Environnement

Zones anti-pesticides : le gouvernement propose une distance minimale de 5 à 10 mètres 

Le ministre de l'Agriculture Didier Guillaume.
GEOFFROY VAN DER HASSELT / AFP

Le gouvernement va proposer de fixer à 5 ou 10 mètres, selon le type de culture, la distance minimale entre les habitations et les zones d'épandage de produits phytosanitaires, une distance nettement inférieure à celle réclamée par certains maires.
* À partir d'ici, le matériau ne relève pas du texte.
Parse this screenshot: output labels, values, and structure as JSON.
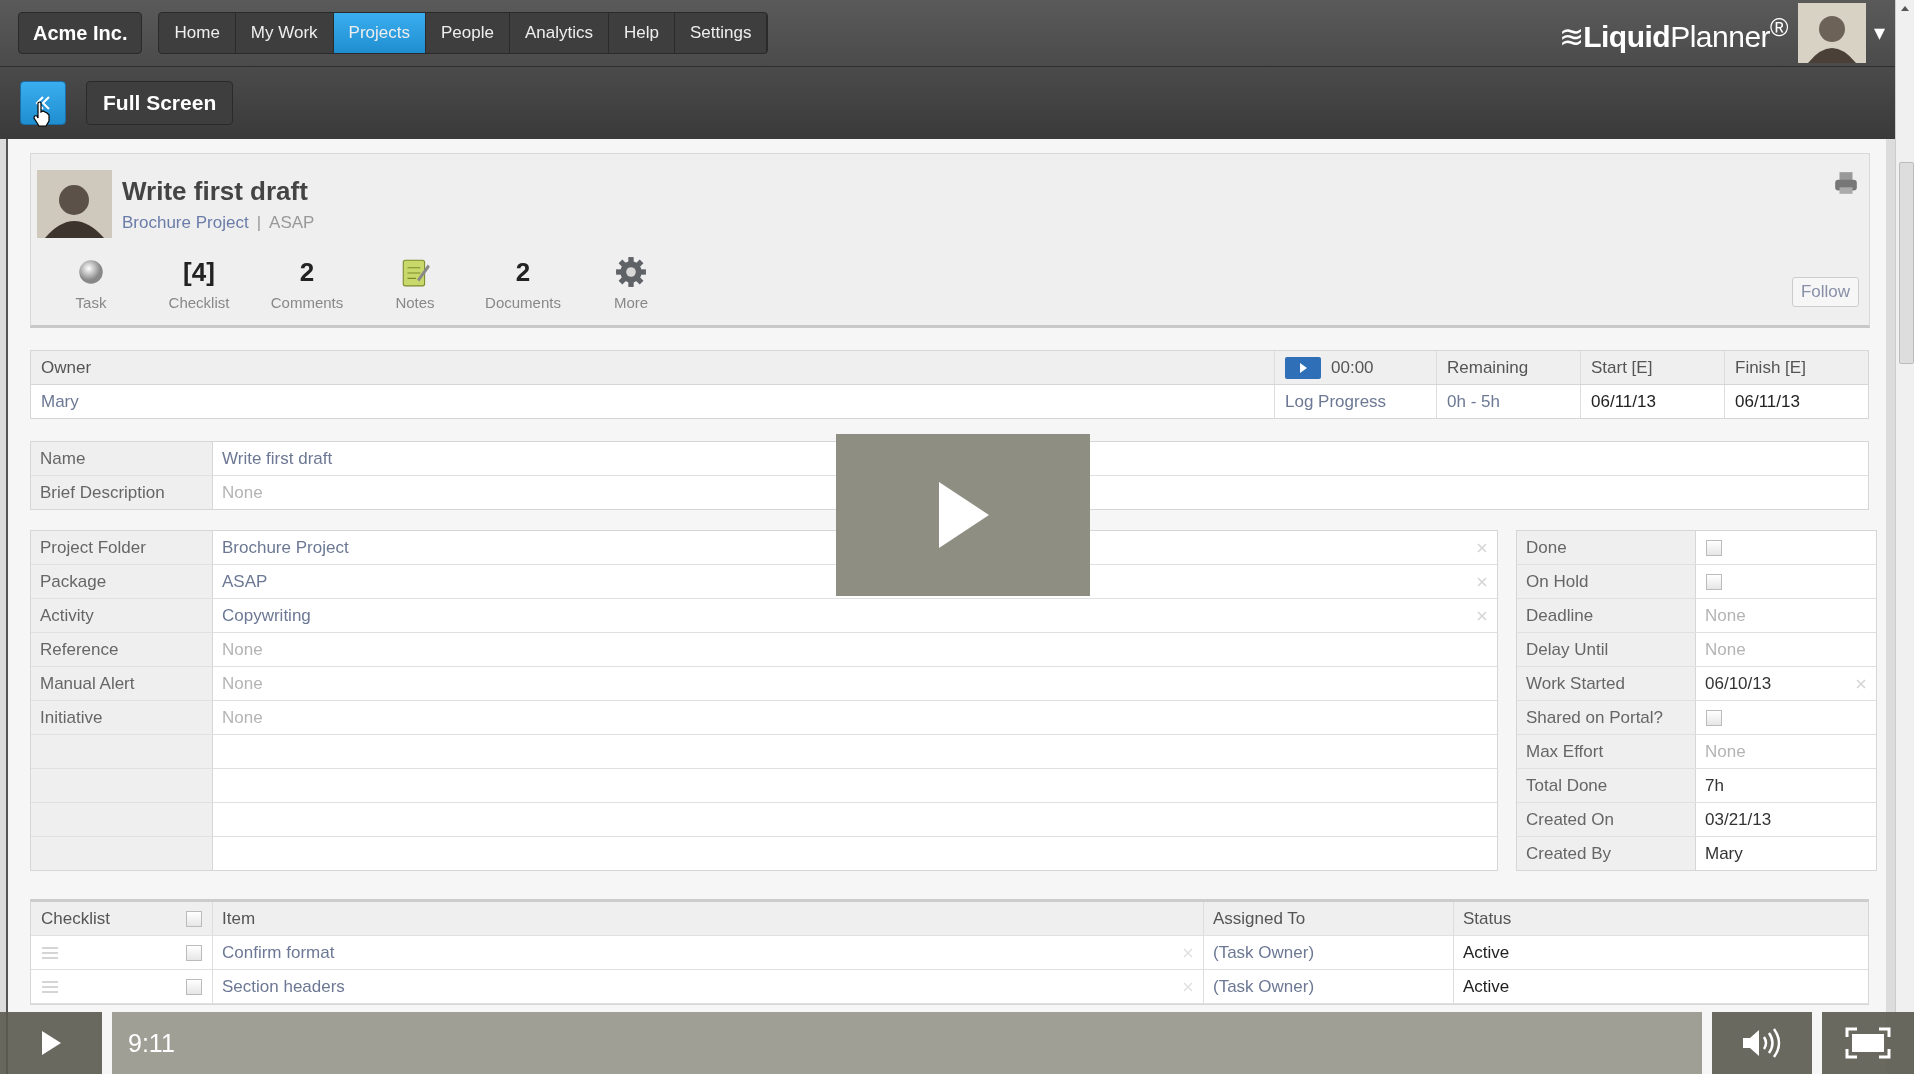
{
  "app": {
    "brand": "Acme Inc.",
    "nav": [
      {
        "label": "Home",
        "selected": false
      },
      {
        "label": "My Work",
        "selected": false
      },
      {
        "label": "Projects",
        "selected": true
      },
      {
        "label": "People",
        "selected": false
      },
      {
        "label": "Analytics",
        "selected": false
      },
      {
        "label": "Help",
        "selected": false
      },
      {
        "label": "Settings",
        "selected": false
      }
    ],
    "full_screen": "Full Screen",
    "logo": "≋**Liquid**Planner$^{®}$",
    "user_menu_caret": "▾",
    "task": {
      "title": "Write first draft",
      "project": "Brochure Project",
      "separator": "|",
      "package": "ASAP",
      "follow": "Follow",
      "stats": [
        {
          "kind": "ball",
          "label": "Task"
        },
        {
          "kind": "count",
          "value": "[4]",
          "label": "Checklist"
        },
        {
          "kind": "count",
          "value": "2",
          "label": "Comments"
        },
        {
          "kind": "notes",
          "label": "Notes"
        },
        {
          "kind": "count",
          "value": "2",
          "label": "Documents"
        },
        {
          "kind": "gear",
          "label": "More"
        }
      ]
    },
    "owner_table": {
      "owner_label": "Owner",
      "owner": "Mary",
      "timer": "00:00",
      "log_progress": "Log Progress",
      "columns": [
        {
          "heading": "Remaining",
          "value": "0h - 5h",
          "strong": false
        },
        {
          "heading": "Start [E]",
          "value": "06/11/13",
          "strong": true
        },
        {
          "heading": "Finish [E]",
          "value": "06/11/13",
          "strong": true
        }
      ]
    },
    "name_fields": [
      {
        "label": "Name",
        "value": "Write first draft",
        "empty": false
      },
      {
        "label": "Brief Description",
        "value": "None",
        "empty": true
      }
    ],
    "left_fields": [
      {
        "label": "Project Folder",
        "value": "Brochure Project",
        "empty": false,
        "clearable": true
      },
      {
        "label": "Package",
        "value": "ASAP",
        "empty": false,
        "clearable": true
      },
      {
        "label": "Activity",
        "value": "Copywriting",
        "empty": false,
        "clearable": true
      },
      {
        "label": "Reference",
        "value": "None",
        "empty": true,
        "clearable": false
      },
      {
        "label": "Manual Alert",
        "value": "None",
        "empty": true,
        "clearable": false
      },
      {
        "label": "Initiative",
        "value": "None",
        "empty": true,
        "clearable": false
      }
    ],
    "right_fields": [
      {
        "label": "Done",
        "kind": "checkbox",
        "checked": false
      },
      {
        "label": "On Hold",
        "kind": "checkbox",
        "checked": false
      },
      {
        "label": "Deadline",
        "kind": "text",
        "value": "None",
        "empty": true,
        "clearable": false
      },
      {
        "label": "Delay Until",
        "kind": "text",
        "value": "None",
        "empty": true,
        "clearable": false
      },
      {
        "label": "Work Started",
        "kind": "text",
        "value": "06/10/13",
        "empty": false,
        "clearable": true
      },
      {
        "label": "Shared on Portal?",
        "kind": "checkbox",
        "checked": false
      },
      {
        "label": "Max Effort",
        "kind": "text",
        "value": "None",
        "empty": true,
        "clearable": false
      },
      {
        "label": "Total Done",
        "kind": "text",
        "value": "7h",
        "empty": false,
        "clearable": false
      },
      {
        "label": "Created On",
        "kind": "text",
        "value": "03/21/13",
        "empty": false,
        "clearable": false
      },
      {
        "label": "Created By",
        "kind": "text",
        "value": "Mary",
        "empty": false,
        "clearable": false
      }
    ],
    "checklist": {
      "columns": [
        "Checklist",
        "Item",
        "Assigned To",
        "Status"
      ],
      "all_checked": false,
      "rows": [
        {
          "item": "Confirm format",
          "assigned": "(Task Owner)",
          "status": "Active",
          "checked": false
        },
        {
          "item": "Section headers",
          "assigned": "(Task Owner)",
          "status": "Active",
          "checked": false
        }
      ]
    }
  },
  "video_player": {
    "paused": true,
    "time": "9:11"
  }
}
"Le gouvernement va soumettre à consultation lundi un projet de décret qui part des recommandations scientifiques de l'Agence nationale de sécurité sanitaire" (Anses), a indiqué samedi 7 septembre à l'AFP un porte-parole du ministère de l'Agriculture, confirmant une information de BFM TV. Les distances proposées dans ce projet seront de 5 mètres pour les cultures dites basses comme les légumes et de 10 mètres pour les cultures hautes, telles que les céréales. Les recommandations publiées fin juin par l'Anses évoquent notamment des distances de sécurité de 3, 5 et 10 mètres, selon le type de culture.

Dispositions de protection des riverains prévues dans la loi EGALIM 

La consultation durera 3 semaines. "Le gouvernement tranchera en octobre-novembre", a complété le porte-parole. "Dans la loi EGALIM, il y a des dispositions spécifiques pour la protection des riverains via la mise en place de chartes concertées avec les riverains, les agriculteurs", a rappelé de son côté Matignon. Ces règles concernant l'élaboration de chartes et de distances minimales à respecter pour l'épandage des pesticides "vont figurer dans des textes qui entreront en application au 1er janvier 2020", a ajouté Matignon.

Les maires se mobilisent toujours

Des maires de tous bords politiques ont multiplié récemment des arrêtés anti-pesticides un peu partout en France après la suspension très médiatisée de celui du maire de Langouët en Bretagne, Daniel Cueff. Monsieur Cueff a pris le 18 mai dernier un arrêté interdisant l'utilisation de produits phytopharmaceutiques "à une distance inférieure à 150 mètres de toute parcelle cadastrale comprenant un bâtiment à usage d'habitation ou professionnel". Ce texte a été suspendu le mardi 27 août par le tribunal administratif de Rennes.